The Scottish Mail on Sunday

Will a mystery suitor power up price of energy firm Drax

- Jamie Nimmo’s jamie.nimmo@mailonsund­ay.co.uk

IS something in the works at power firm Drax? There are rumours circulatin­g around the Square Mile that a takeover could be on the cards for the FTSE250 company which owns the Drax Power Station in North Yorkshire.

The word is that an unknown energy company has got its eye on Drax and could even be in earlystage talks with the firm about a potential deal.

Drax is on record as moving towards biomass and other renewable energy sources – and away from the old coal-fired power stations.

This is all part of its efforts to help create a much more environmen­tally friendly future. But like most companies, shares in Drax have come under pressure in recent months and the firm expects a hit to profits of about £60 million this year due to the pandemic.

Perhaps that recent fall has attracted the rumoured interested party. Drax declined to comment.

The chatter is that talks are focused on a price of around £3.40 per share, valuing Drax at £1.35 billion, which is pretty much near where the shares were trading in December.

That would power up the current price by around 50 per cent. An electrifyi­ng prospect.

MORE intrigue over at the British arm of Cantor Fitzgerald, the US investment bank.

As revealed by this column in April, Cantor was in talks to offload its corporate finance arm to AIM-listed rival WH Ireland. But the talks fell through and now the division is slowly unwinding, with staff leaving the stockbroke­r. Now I understand that the majority of Cantor’s market makers – who act as middlemen between buyers and sellers of shares – have resigned, unhappy at how things are going.

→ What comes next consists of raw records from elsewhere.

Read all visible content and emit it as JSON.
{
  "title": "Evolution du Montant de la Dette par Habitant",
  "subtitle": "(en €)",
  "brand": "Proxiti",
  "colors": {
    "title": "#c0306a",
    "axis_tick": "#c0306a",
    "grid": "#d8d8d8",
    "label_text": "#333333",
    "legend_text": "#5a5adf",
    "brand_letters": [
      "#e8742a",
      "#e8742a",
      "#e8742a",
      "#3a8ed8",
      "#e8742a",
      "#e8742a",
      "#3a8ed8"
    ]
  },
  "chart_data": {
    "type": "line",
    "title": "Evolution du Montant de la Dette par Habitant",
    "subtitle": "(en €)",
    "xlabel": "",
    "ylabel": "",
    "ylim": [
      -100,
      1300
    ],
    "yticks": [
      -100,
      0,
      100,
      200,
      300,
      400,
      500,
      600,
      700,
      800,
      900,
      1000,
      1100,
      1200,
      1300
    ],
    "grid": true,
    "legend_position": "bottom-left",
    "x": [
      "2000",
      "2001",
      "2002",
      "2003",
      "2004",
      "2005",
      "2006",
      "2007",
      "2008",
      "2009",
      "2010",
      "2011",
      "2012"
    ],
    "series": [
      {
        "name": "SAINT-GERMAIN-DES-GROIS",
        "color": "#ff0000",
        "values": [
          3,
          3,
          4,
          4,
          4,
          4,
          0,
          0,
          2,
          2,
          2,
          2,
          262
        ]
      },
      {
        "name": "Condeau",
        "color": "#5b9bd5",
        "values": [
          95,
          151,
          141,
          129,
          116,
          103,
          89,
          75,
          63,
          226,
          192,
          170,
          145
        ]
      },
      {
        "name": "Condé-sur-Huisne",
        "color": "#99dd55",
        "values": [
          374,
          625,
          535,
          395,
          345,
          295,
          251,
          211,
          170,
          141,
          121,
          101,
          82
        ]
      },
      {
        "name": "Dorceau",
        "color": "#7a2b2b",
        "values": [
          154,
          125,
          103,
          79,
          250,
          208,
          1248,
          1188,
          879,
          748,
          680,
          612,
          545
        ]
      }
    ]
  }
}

Sources say Howard Lutnick, the billionair­e American boss of the entire company, is unlikely to be best pleased.

FORMER football star David Beckham’s investment in Guild Esports, a new online gaming business, caught people’s attention last week.

But one of Guild’s other investors, AIM-listed minnow Blue Star Capital, which has a stock market value of £8 million, seemed to fly under the radar.

Blue Star, which invests in start-ups with new technologi­es, has a 12 per cent stake in the company and has seen its own share price almost double in June in anticipati­on of some good news from its portfolio companies.

Blue Star’s share price barely moved after the Beckham news on Thursday, perhaps because it had already been booted higher in the previous weeks.